Recently in working with one of Crunchy Data’s customers, I came across a
situation where understanding the names and sequence numbers was important. In
working with several of my colleauges that commit to the Postgres project, I
collected notes on some of the details inside WAL. The goal today to look at the
LSN and naming convention for WAL to help users understand WAL files a little
better.
Log Sequence Number
Transactions in PostgreSQL create WAL records which are ultimately appended to
the WAL log (file). The position where the insert occurs is known as the Log
Sequence Number (LSN). The values of LSN (of type pg_lsn
) can be compared to
determine the amount of WAL generated between two different offsets (in bytes).
When using in this manner, it is important to know the calculation assumes the
full WAL segment was used (16MB) if multiple WAL logs are used. A similar
calculation to the one used here is often used to determine latency of a
replica.
The LSN is a 64-bit integer, representing a position in the write-ahead log
stream. This 64-bit integer is split into two segments (high 32 bits and low 32
bits). It is printed as two hexadecimal numbers separated by a slash
(XXXXXXXX/YYZZZZZZ). The ‘X’ represents the high 32-bits of the LSN and ‘Y’ is
the high 8 bits of the lower 32-bits section. The ‘Z’ represents the offset
position in the file. Each element is a hexadecimal number. The ‘X’ and ‘Y’
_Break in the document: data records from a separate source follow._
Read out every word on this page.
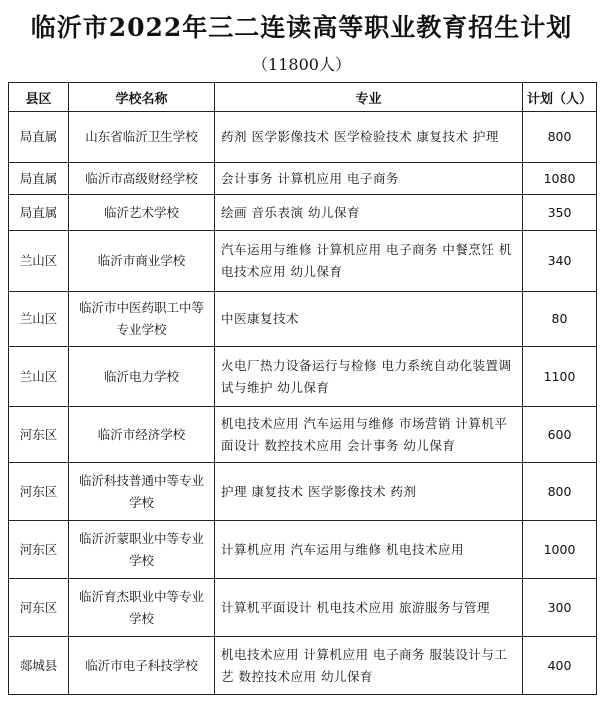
临沂市2022年三二连读高等职业教育招生计划
（11800人）
县区	学校名称	专业	计划（人）
局直属	山东省临沂卫生学校	药剂 医学影像技术 医学检验技术 康复技术 护理	800
局直属	临沂市高级财经学校	会计事务 计算机应用 电子商务	1080
局直属	临沂艺术学校	绘画 音乐表演 幼儿保育	350
兰山区	临沂市商业学校	汽车运用与维修 计算机应用 电子商务 中餐烹饪 机电技术应用 幼儿保育	340
兰山区	临沂市中医药职工中等专业学校	中医康复技术	80
兰山区	临沂电力学校	火电厂热力设备运行与检修 电力系统自动化装置调试与维护 幼儿保育	1100
河东区	临沂市经济学校	机电技术应用 汽车运用与维修 市场营销 计算机平面设计 数控技术应用 会计事务 幼儿保育	600
河东区	临沂科技普通中等专业学校	护理 康复技术 医学影像技术 药剂	800
河东区	临沂沂蒙职业中等专业学校	计算机应用 汽车运用与维修 机电技术应用	1000
河东区	临沂育杰职业中等专业学校	计算机平面设计 机电技术应用 旅游服务与管理	300
郯城县	临沂市电子科技学校	机电技术应用 计算机应用 电子商务 服装设计与工艺 数控技术应用 幼儿保育	400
values are used in the second part of the WAL file on a default PostgreSQL
deployment.
WAL File
The WAL file name is in the format TTTTTTTTXXXXXXXXYYYYYYYY. Here ‘T’ is the
timeline, ‘X’ is the high 32-bits from the LSN, and ‘Y’ is the low 32-bits of
the LSN.
Start by looking at the current WAL LSN and insert LSN. The pg_current_wal_lsn
is the location of the last write. The pg_current_wal_insert_lsn
is the
logical location and reflects data in the buffer that has not been written to
disk. There is also a flush value that shows what has been written to durable
storage.
[postgres] # select pg_current_wal_lsn(), pg_current_wal_insert_lsn();
pg_current_wal_lsn | pg_current_wal_insert_lsn
--------------------+---------------------------
76/7D000000 | 76/7D000028
(1 row)
Although you can guess the name of the WAL file based on the above output, it is
best to use the pg_walfile_name
function.
[postgres] # select pg_walfile_name('76/7D000028');
pg_walfile_name
--------------------------
00000001000000760000007D
(1 row)
Looking at the file system we see that indeed segment 00000001000000760000007D&